Actually, I haven't had an abusive relationship in quite some time... Not since 2010. I didn't start dating for a couple of years, and encountered a narcissist... Then stopped dating or getting involved with anyone at all for another 1 full year. Both the men and women I dated (and befriended) last year were highly supportive, would be there for me immediately if I needed them, never spoke down to me, accepted all my sides, understood my mental illness (my ex-gf was a counselor lol), etc. After my injury, even though we broke up my ex-girlfriend used to come over and help me take my wheelchair down the stairs and take me to target so I could do grocery shopping since I couldn't walk. Another guy I befriended who had a crush on me was amazing to me. In fact, my last boyfriend in particular was absolutely amazing! Most incredible character... did everything with respect, honor, trust, and was incredibly reliable. He used to handle my episodes beautifully and supported my independence... First suicidal bout I had while him and I were dating was after the breakup. He came over and held me and with tears in his eyes told me he couldn't handle it if I hurt myself and that it would absolutely end him. He then proceeded to clean my entire house for me because I was so overwhelmed, brought me a huge daisy plant, and a bag of all my favorite foods. The breakup was hard on both of us but he went off to med school so we had to end things. I'm actually used to being treated ridiculously and exceptionally well. Don't get me wrong I've had a few bouts of bad people that I could easily see they were bad but ignored my gut, definitely learned my lesson then. BUT I also had one where I went out on a date with this gorgeous guy and I could tell he was a psycho after the first date... never spoke to him again and blocked his number. Men have made moves on me in private and I say get your hands off me or no I'm not doing that with you.

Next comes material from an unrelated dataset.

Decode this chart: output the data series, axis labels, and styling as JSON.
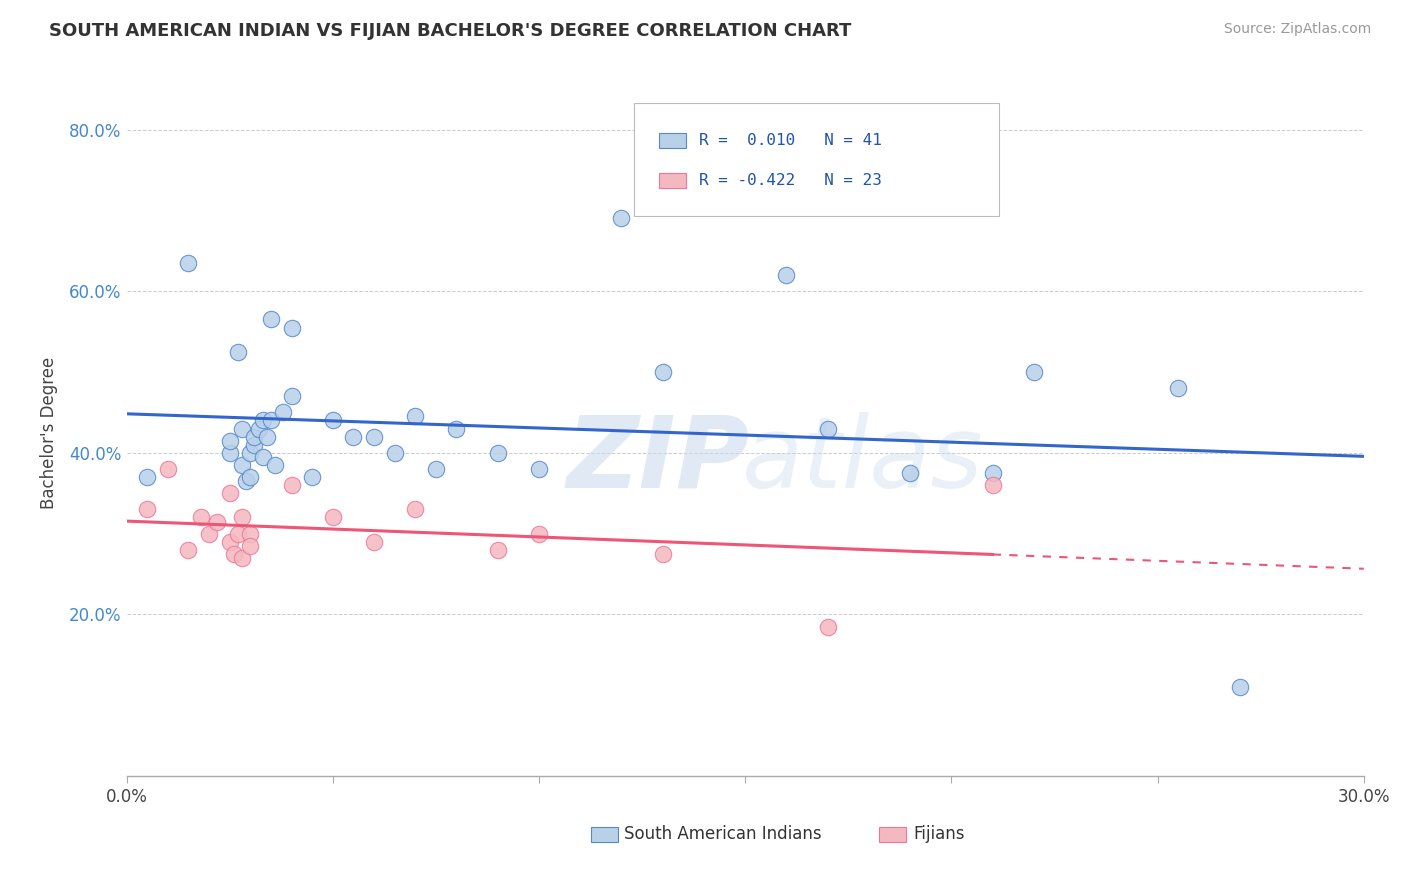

Unfortunately, I'm used to being objectified big time, but when it comes to relationships, I am treated very well according to my own standards. I put my foot down QUICK if I don't like the way I'm being treated. I have no problems saying, "I love you, but this crap you're doing right here is a giant red flag. I'm not going to be with someone who treats me like xyz. So either stop it permanently or you'll lose me." I have no problems with the word no LOL.
My boyfriend's best friend even told him to lighten up and that I'm demanding normal human things. Hell, if he loves me... 3 years from now, I'll be able to look back and said he stopped doing that behavior 3 years ago. Otherwise, I'm out.